What are the ECG and serum marker differences between STEMI and NSTEMI?

STEMI and NSTEMI are reflected in ECG as ST segment elevations or depressions respectively in leads corresponding to the region of infarcted myocardium. The death and rupture of cardiac myocytes in NSTEMI and STEMI lead to spillage of cellular enzymes like creatine kinase, isoform MB (CK-MB), and troponins. These are cardiac-specific serum markers used to detect infarction. Troponin I is more specific for cardiac muscle damage and Troponin T is more sensitive. Serum troponin levels peak about 24 hours after MI and remain elevated for around 7 days, whereas serum CK-MB levels peak in about 24 hours and fall over the next 24 hours.

What precipitating factors for are associated with vasospastic (Prinzmetal) angina?

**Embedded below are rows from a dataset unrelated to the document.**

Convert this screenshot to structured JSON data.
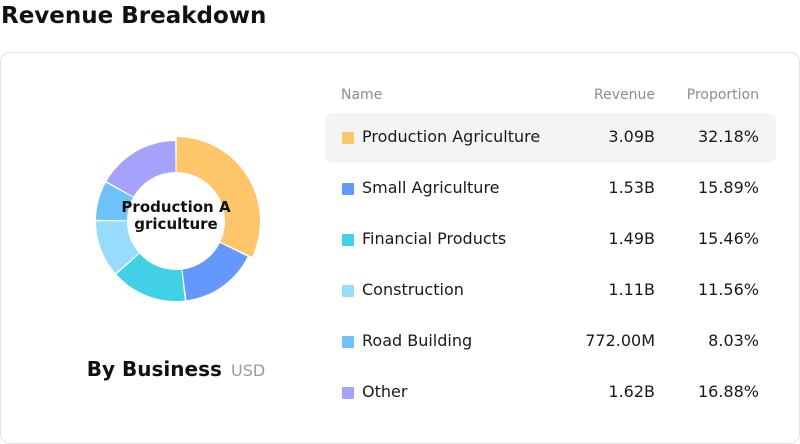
{
  "title": "Revenue Breakdown",
  "chart": {
    "center_label": "Production Agriculture",
    "caption_title": "By Business",
    "caption_unit": "USD"
  },
  "table": {
    "headers": {
      "name": "Name",
      "revenue": "Revenue",
      "proportion": "Proportion"
    },
    "rows": [
      {
        "name": "Production Agriculture",
        "revenue": "3.09B",
        "proportion": "32.18%",
        "color": "#FFC56B"
      },
      {
        "name": "Small Agriculture",
        "revenue": "1.53B",
        "proportion": "15.89%",
        "color": "#6598FF"
      },
      {
        "name": "Financial Products",
        "revenue": "1.49B",
        "proportion": "15.46%",
        "color": "#42D0E6"
      },
      {
        "name": "Construction",
        "revenue": "1.11B",
        "proportion": "11.56%",
        "color": "#98DCFC"
      },
      {
        "name": "Road Building",
        "revenue": "772.00M",
        "proportion": "8.03%",
        "color": "#6EC2FA"
      },
      {
        "name": "Other",
        "revenue": "1.62B",
        "proportion": "16.88%",
        "color": "#A5A2FC"
      }
    ]
  },
  "chart_data": {
    "type": "pie",
    "categories": [
      "Production Agriculture",
      "Small Agriculture",
      "Financial Products",
      "Construction",
      "Road Building",
      "Other"
    ],
    "values": [
      32.18,
      15.89,
      15.46,
      11.56,
      8.03,
      16.88
    ],
    "colors": [
      "#FFC56B",
      "#6598FF",
      "#42D0E6",
      "#98DCFC",
      "#6EC2FA",
      "#A5A2FC"
    ],
    "highlighted": "Production Agriculture"
  }
}
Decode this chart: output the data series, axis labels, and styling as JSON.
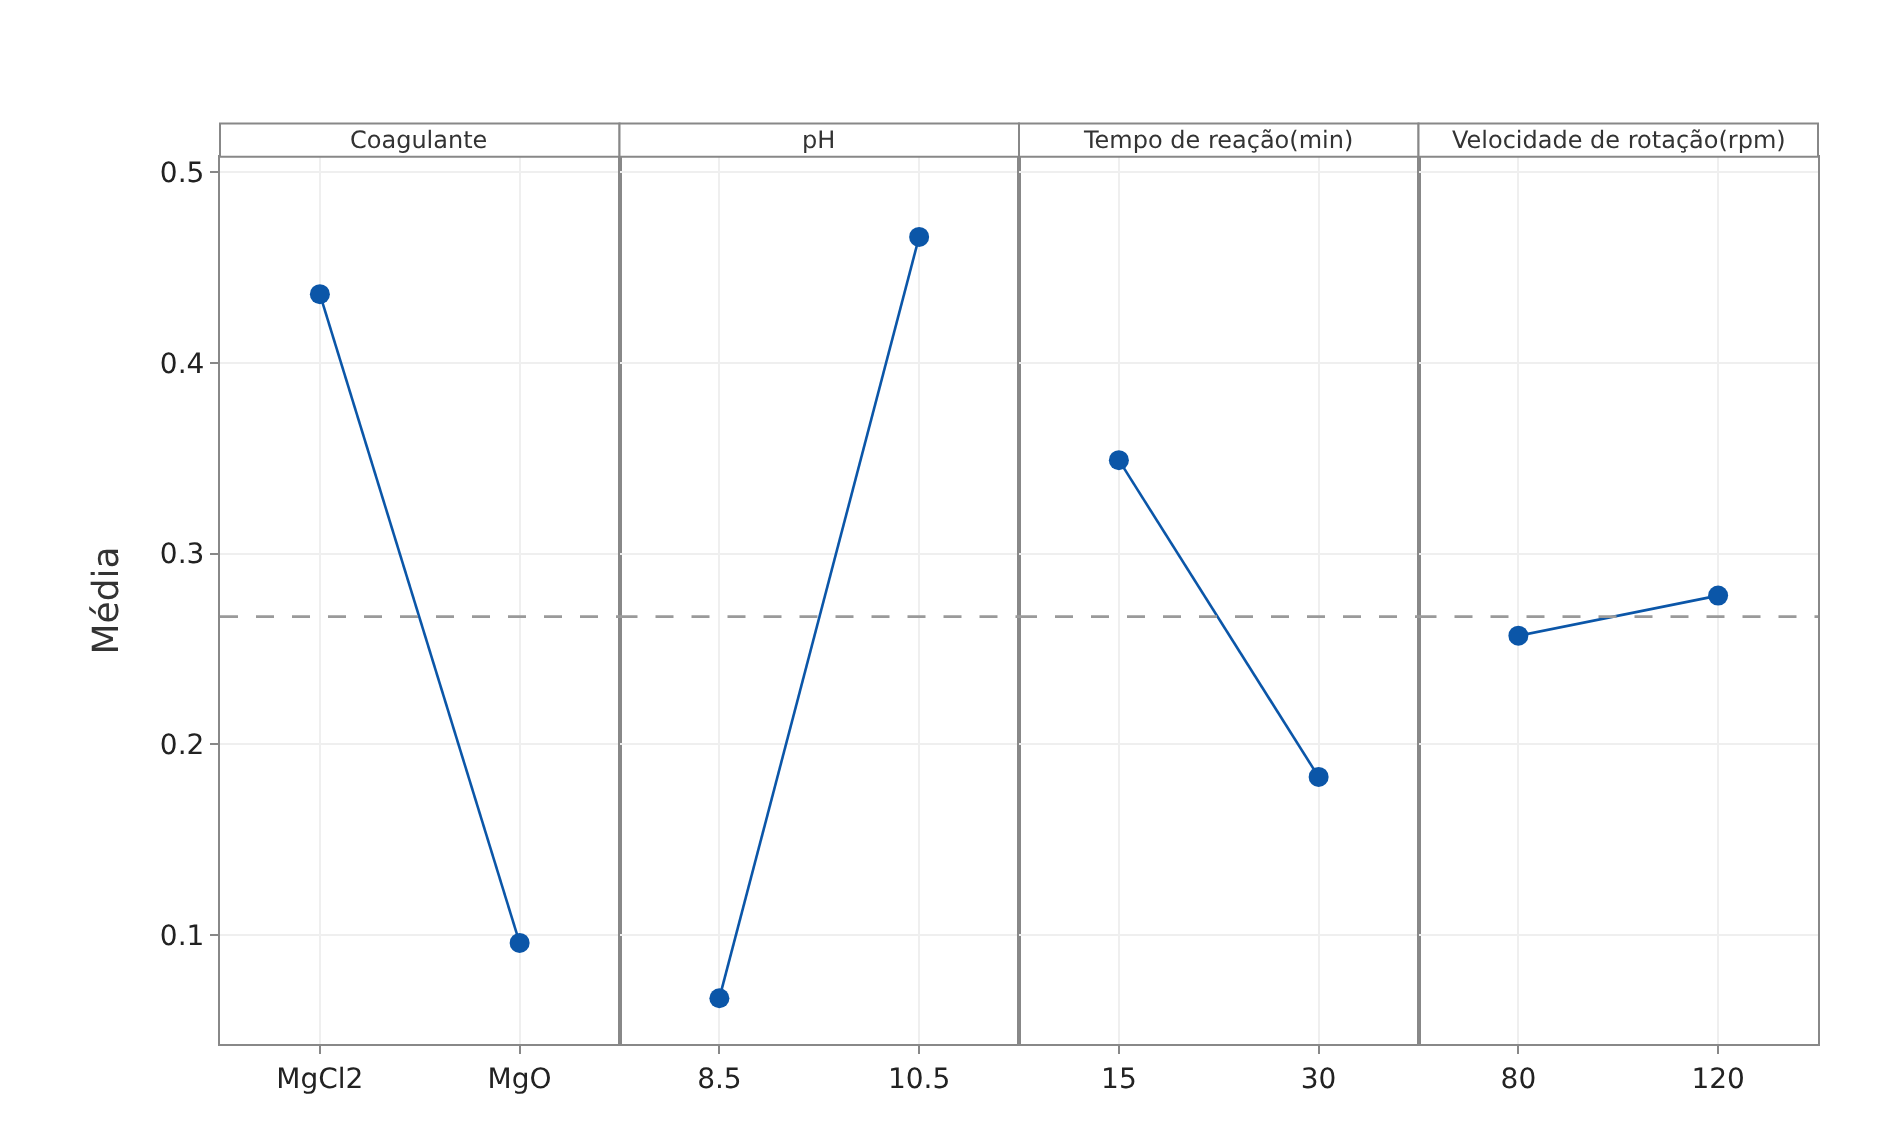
{
  "chart_data": [
    {
      "type": "line",
      "title": "Coagulante",
      "ylabel": "Média",
      "categories": [
        "MgCl2",
        "MgO"
      ],
      "values": [
        0.436,
        0.096
      ],
      "color": "#0b56a8",
      "ylim": [
        0.043,
        0.508
      ],
      "yticks": [
        0.1,
        0.2,
        0.3,
        0.4,
        0.5
      ],
      "grid": true,
      "marker": "circle",
      "ref_lines": [
        {
          "axis": "y",
          "value": 0.267,
          "color": "#9a9a9a",
          "line_style": "dashed"
        }
      ]
    },
    {
      "type": "line",
      "title": "pH",
      "categories": [
        "8.5",
        "10.5"
      ],
      "values": [
        0.067,
        0.466
      ],
      "color": "#0b56a8",
      "ylim": [
        0.043,
        0.508
      ],
      "yticks": [
        0.1,
        0.2,
        0.3,
        0.4,
        0.5
      ],
      "tick_labels": "x",
      "grid": true,
      "marker": "circle",
      "ref_lines": [
        {
          "axis": "y",
          "value": 0.267,
          "color": "#9a9a9a",
          "line_style": "dashed"
        }
      ]
    },
    {
      "type": "line",
      "title": "Tempo de reação(min)",
      "categories": [
        "15",
        "30"
      ],
      "values": [
        0.349,
        0.183
      ],
      "color": "#0b56a8",
      "ylim": [
        0.043,
        0.508
      ],
      "yticks": [
        0.1,
        0.2,
        0.3,
        0.4,
        0.5
      ],
      "tick_labels": "x",
      "grid": true,
      "marker": "circle",
      "ref_lines": [
        {
          "axis": "y",
          "value": 0.267,
          "color": "#9a9a9a",
          "line_style": "dashed"
        }
      ]
    },
    {
      "type": "line",
      "title": "Velocidade de rotação(rpm)",
      "categories": [
        "80",
        "120"
      ],
      "values": [
        0.257,
        0.278
      ],
      "color": "#0b56a8",
      "ylim": [
        0.043,
        0.508
      ],
      "yticks": [
        0.1,
        0.2,
        0.3,
        0.4,
        0.5
      ],
      "tick_labels": "x",
      "grid": true,
      "marker": "circle",
      "ref_lines": [
        {
          "axis": "y",
          "value": 0.267,
          "color": "#9a9a9a",
          "line_style": "dashed"
        }
      ]
    }
  ]
}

Vasospastic angina can be precipitated by factors like cigarette smoking and the use of certain drugs. Major risk factor includes cigarette smoking and agents like sumatriptan and sympathomimetic agents (e.g. cocaine) can also cause vasospastic angina.

How does plaque rupture contribute to acute coronary syndrome?

The rupture of atheromatous plaque exposes underlying thrombogenic materials, thereby activating platelet aggregation and the coagulation cascade. This event, often occurring in a cycle of repeated plaque disruptions and repairs, is a critical precursor to acute coronary syndrome (ACS). The exposure of these prothrombotic surfaces results in the formation of a luminal thrombus, which can lead to either partial or complete occlusion of the coronary artery, resulting in cardiac ischemia or infarction depending on the extent of the blockage.